The package of the reactor and its associated systems is designed to fit in four standard shipping containers, like the kind carried by 18-wheeler trucks. The reactor itself will fit in just one of those containers and will be light enough that it could be transported by airplane.

“It’s a much, much smaller footprint than what today’s existing technologies are. If you were to go to a commercial light water reactor, you’d see a big site, and that’s not what this is,” Graves said.

“Light water reactor” is the term for the reactors used in nuclear power plants today — think Dominion Energy’s North Anna Power Station in Louisa County, for example, which has two reactors, each contained within massive domes.

[Disclosure: Dominion is one of our donors, but donors have no say in news decisions; see our policy.]

BWXT plans to finish the Pele assembly in the next couple of years and send it to the Idaho National Laboratory for testing.

There, the microreactor will be put through the paces, from startup to full power operations.

“The easiest way to think about this is we’re testing not only a reactor but an overall plant, which has a lot of different systems in it,” Graves said.

A rendering of a tri-structural isotropic, or TRISO, fuel particle, showing its inner kernel and three protective layers. Courtesy of BWX Technologies.

TRISO fuel’s history goes back decades

Comparing TRISO fuel to poppy seeds and candy makes it seem deceptively simple. In fact, it’s the product of decades of research and development.

The general concept began in the United States and the United Kingdom in the 1960s. Germany advanced the technology in the 1980s.

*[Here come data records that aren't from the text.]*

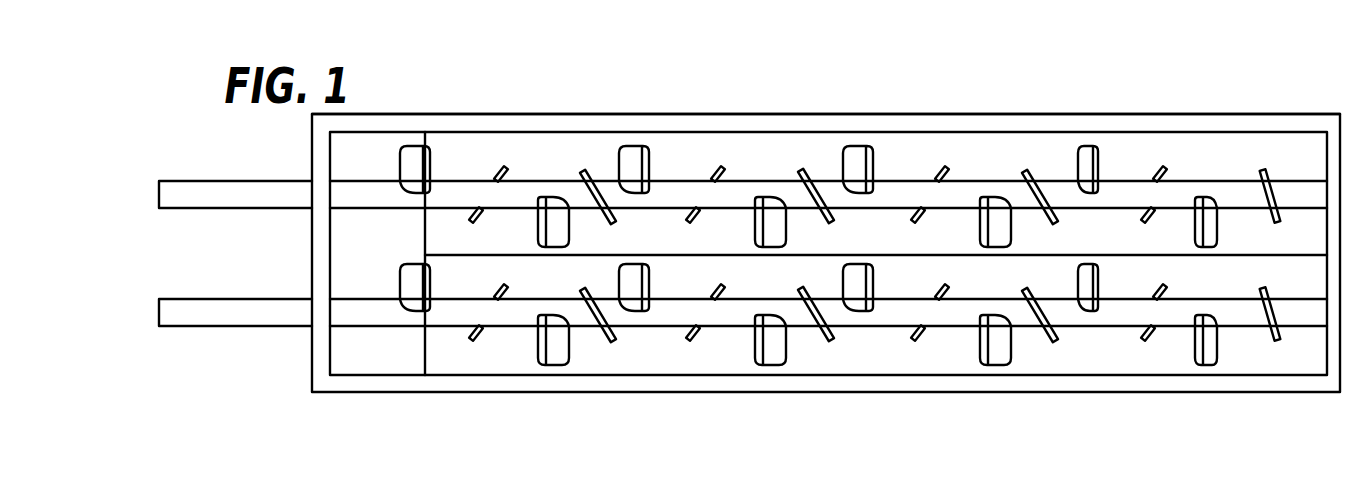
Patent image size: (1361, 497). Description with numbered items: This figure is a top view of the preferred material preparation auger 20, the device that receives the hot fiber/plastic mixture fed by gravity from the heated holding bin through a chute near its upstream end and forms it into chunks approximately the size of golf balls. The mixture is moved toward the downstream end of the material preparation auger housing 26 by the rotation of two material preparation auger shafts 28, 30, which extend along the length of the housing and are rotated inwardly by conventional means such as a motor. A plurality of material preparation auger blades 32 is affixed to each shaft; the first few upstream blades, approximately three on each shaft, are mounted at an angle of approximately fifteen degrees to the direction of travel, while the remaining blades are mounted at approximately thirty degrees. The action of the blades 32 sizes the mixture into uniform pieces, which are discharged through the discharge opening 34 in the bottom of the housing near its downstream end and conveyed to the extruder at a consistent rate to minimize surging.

The material preparation auger 20 is at (821, 102).
The material preparation auger housing 26 is at (593, 115).
The material preparation auger shaft 28 is at (232, 181).
The material preparation auger shaft 30 is at (209, 326).
The material preparation auger blade 32 is at (646, 150).
The discharge opening 34 is at (355, 240).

In the early 2000s, the U.S. Department of Energy began looking at the fuel as a way to boost the development of advanced reactors. 

That’s when BWXT came in. In 2003, the company and the DOE added carbon to the uranium and oxygen fuel core.

“That provided a much higher benefit to how this fuel performed and its safety,” Richardson said. 

In 2009, BWXT’s TRISO fuel underwent a three-year irradiation test at the Idaho National Laboratory. 

After that, the fuel was checked for safety by heating it to 1,800 degrees Celsius for 300 hours. It passed the test.